Grizz nodded. “I saw that building in the middle of the compound. It stood out from the rest of them. Do you have the SIM card?”

“I left it on the nightstand. I’ll get it if you have a computer. Hopefully, seeing the images will jog my memories. Because I want to get to the bottom of what happened on that mountain.”

* * *

Grizz dug under his kitchen cabinet for his laptop, trying to shake the image of a sobbing Dani from his mind. The woman had been put through the wringer.
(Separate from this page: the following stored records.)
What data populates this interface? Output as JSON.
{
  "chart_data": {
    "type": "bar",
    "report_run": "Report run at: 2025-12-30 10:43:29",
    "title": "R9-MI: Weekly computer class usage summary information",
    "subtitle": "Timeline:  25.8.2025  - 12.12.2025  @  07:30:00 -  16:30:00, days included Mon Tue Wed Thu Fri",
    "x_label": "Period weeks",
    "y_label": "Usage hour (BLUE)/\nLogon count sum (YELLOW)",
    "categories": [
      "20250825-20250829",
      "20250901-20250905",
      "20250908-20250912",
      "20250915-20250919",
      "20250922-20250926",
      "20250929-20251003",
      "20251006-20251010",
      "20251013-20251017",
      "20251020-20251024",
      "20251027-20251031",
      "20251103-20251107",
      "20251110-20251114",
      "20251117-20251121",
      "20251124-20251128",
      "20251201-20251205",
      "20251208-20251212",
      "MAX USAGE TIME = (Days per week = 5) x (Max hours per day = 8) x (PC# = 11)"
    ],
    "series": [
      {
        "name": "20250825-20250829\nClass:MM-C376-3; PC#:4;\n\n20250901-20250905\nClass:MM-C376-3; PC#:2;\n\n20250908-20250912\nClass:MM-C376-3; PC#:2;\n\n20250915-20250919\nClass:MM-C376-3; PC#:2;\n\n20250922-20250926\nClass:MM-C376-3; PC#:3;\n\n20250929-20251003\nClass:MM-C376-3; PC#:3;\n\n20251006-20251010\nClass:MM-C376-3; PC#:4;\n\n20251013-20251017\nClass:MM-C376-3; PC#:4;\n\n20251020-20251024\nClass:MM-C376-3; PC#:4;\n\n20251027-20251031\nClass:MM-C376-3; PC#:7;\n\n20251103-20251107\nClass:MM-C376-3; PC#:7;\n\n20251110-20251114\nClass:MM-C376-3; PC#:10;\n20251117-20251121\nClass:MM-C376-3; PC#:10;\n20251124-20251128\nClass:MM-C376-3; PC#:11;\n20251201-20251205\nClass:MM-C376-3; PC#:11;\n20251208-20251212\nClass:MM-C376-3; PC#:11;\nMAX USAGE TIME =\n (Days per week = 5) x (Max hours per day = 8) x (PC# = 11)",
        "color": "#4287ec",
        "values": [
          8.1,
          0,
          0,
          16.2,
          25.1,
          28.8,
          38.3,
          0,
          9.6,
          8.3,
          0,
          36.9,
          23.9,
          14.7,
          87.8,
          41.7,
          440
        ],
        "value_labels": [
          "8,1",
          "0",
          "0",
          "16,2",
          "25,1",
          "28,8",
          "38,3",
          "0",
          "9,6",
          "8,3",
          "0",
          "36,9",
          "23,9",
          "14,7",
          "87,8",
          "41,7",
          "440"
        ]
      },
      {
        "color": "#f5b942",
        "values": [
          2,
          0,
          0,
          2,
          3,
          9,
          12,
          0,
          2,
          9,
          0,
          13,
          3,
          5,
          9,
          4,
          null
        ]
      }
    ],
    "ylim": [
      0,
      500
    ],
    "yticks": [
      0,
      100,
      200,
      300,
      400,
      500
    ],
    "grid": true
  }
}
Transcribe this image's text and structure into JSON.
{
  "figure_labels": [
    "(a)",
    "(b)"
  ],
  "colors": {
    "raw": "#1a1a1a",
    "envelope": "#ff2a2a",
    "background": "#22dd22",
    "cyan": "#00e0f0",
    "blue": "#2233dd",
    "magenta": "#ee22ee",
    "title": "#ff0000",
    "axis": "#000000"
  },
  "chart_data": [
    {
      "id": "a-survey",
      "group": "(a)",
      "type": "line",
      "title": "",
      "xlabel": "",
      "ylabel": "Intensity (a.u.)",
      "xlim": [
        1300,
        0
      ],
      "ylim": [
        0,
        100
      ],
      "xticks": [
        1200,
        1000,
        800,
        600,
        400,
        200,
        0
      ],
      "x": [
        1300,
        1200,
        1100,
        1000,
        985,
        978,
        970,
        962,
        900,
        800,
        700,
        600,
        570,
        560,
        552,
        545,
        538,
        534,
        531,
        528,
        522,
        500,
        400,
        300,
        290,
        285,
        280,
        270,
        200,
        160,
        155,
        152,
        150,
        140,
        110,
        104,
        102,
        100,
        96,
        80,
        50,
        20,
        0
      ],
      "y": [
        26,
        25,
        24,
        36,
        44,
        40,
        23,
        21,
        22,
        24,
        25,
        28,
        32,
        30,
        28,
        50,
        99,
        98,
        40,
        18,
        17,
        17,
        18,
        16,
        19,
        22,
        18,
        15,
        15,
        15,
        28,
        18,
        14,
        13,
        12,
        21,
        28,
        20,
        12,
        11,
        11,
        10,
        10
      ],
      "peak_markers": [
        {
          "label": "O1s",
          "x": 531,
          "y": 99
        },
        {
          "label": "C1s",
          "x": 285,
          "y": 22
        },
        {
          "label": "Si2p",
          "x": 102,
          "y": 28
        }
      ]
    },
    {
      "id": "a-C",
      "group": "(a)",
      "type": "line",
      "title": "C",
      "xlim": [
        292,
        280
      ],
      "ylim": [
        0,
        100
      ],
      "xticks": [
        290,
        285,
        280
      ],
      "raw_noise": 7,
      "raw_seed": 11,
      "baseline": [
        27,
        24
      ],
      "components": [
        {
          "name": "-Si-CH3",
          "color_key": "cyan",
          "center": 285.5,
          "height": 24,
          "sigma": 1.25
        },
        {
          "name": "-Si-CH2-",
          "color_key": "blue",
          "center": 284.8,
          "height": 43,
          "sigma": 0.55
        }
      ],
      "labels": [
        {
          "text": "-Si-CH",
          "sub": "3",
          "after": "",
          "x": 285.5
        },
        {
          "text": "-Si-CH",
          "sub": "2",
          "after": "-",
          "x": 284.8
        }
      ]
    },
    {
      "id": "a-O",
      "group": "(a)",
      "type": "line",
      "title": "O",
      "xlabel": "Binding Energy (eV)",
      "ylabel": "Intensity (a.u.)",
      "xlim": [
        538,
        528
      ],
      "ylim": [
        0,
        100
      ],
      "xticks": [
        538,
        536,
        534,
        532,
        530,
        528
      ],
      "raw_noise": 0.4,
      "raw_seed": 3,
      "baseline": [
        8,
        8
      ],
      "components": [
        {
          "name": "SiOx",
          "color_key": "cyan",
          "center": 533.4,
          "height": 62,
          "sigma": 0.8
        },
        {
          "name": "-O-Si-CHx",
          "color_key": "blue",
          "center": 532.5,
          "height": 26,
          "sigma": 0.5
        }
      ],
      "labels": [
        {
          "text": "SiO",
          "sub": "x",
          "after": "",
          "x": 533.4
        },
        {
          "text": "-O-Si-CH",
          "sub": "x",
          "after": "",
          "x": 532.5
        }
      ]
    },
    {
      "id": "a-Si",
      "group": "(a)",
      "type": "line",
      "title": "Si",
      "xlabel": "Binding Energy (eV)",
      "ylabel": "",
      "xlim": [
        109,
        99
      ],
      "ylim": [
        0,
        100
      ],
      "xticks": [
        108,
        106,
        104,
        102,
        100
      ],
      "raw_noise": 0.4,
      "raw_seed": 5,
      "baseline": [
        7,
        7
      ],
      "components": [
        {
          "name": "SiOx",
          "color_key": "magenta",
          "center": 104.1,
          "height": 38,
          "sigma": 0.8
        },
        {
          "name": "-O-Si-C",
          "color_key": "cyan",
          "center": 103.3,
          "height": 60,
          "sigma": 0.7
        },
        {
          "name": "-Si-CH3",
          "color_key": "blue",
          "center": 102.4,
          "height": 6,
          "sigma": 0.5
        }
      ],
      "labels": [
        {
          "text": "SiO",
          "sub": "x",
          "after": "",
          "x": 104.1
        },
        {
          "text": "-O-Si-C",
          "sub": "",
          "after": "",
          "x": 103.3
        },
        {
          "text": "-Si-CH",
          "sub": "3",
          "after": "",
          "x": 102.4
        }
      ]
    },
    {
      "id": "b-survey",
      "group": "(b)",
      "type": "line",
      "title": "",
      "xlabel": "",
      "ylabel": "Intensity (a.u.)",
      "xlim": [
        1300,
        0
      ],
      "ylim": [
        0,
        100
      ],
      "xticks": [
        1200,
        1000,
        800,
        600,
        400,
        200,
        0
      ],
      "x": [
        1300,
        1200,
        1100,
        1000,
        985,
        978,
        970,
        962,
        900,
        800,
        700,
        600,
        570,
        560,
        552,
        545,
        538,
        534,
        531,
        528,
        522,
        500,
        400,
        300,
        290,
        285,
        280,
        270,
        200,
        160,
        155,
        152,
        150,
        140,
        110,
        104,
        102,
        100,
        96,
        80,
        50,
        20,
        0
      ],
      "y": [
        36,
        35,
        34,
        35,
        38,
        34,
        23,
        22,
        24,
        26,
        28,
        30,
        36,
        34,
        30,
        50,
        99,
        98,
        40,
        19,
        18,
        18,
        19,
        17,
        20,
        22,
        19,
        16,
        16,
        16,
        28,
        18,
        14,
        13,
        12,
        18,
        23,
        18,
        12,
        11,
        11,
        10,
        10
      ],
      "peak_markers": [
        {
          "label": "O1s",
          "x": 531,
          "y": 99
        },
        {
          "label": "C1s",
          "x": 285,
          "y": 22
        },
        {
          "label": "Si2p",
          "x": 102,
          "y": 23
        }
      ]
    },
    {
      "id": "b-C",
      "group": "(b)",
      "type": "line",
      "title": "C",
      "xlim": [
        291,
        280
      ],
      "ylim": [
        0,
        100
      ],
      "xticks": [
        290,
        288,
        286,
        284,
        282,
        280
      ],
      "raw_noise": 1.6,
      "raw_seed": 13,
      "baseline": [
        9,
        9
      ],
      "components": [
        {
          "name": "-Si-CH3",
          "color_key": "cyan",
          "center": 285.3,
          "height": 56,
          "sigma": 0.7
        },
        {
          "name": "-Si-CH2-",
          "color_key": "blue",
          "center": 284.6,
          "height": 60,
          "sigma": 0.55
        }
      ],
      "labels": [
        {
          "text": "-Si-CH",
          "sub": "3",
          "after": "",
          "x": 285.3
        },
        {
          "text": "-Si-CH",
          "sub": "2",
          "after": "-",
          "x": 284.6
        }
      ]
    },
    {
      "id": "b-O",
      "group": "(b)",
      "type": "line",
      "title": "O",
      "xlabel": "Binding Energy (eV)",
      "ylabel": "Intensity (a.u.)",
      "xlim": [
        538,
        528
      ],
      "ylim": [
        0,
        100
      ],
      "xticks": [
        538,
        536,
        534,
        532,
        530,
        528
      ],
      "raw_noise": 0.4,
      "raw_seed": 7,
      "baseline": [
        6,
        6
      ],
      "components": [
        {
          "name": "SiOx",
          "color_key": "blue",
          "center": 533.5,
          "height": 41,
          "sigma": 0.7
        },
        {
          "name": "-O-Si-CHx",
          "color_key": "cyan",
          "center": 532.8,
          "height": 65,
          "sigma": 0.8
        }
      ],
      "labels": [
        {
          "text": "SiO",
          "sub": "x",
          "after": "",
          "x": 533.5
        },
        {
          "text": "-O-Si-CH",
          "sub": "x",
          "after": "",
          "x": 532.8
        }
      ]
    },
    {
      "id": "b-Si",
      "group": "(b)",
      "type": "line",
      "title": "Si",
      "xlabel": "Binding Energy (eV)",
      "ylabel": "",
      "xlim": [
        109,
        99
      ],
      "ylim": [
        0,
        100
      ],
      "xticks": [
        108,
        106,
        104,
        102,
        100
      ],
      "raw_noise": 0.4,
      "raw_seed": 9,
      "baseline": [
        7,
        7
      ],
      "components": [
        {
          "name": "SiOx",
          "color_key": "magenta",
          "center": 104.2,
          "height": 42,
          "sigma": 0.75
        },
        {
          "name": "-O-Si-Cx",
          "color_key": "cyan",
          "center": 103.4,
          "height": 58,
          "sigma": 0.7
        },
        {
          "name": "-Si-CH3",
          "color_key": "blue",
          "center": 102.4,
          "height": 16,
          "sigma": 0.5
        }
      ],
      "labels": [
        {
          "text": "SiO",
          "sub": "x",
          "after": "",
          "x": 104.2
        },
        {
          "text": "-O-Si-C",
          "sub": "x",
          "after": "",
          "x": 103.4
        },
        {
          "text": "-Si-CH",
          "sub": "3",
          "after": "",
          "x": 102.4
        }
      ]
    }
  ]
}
Would looking at these pictures help or hurt?

And when had Dani blown through the security checkpoint that guarded his heart? It scared him how much he cared.

But he’d do anything to take this pain away from her.

He set up the laptop on his kitchen table, and Dani returned with the SIM card. She dug the camera out of the backpack. “Do you have a USB cable? We can read the chip off the camera.”

“Maybe.” He dug around in the cabinet and pulled out a spider web of tangled cords. One of these had to be the right one.

She stood with her hands on her hips. “Just give me whatever cables you have.”

She huffed and muttered something under her breath to the effect of “At least you’re good-looking.”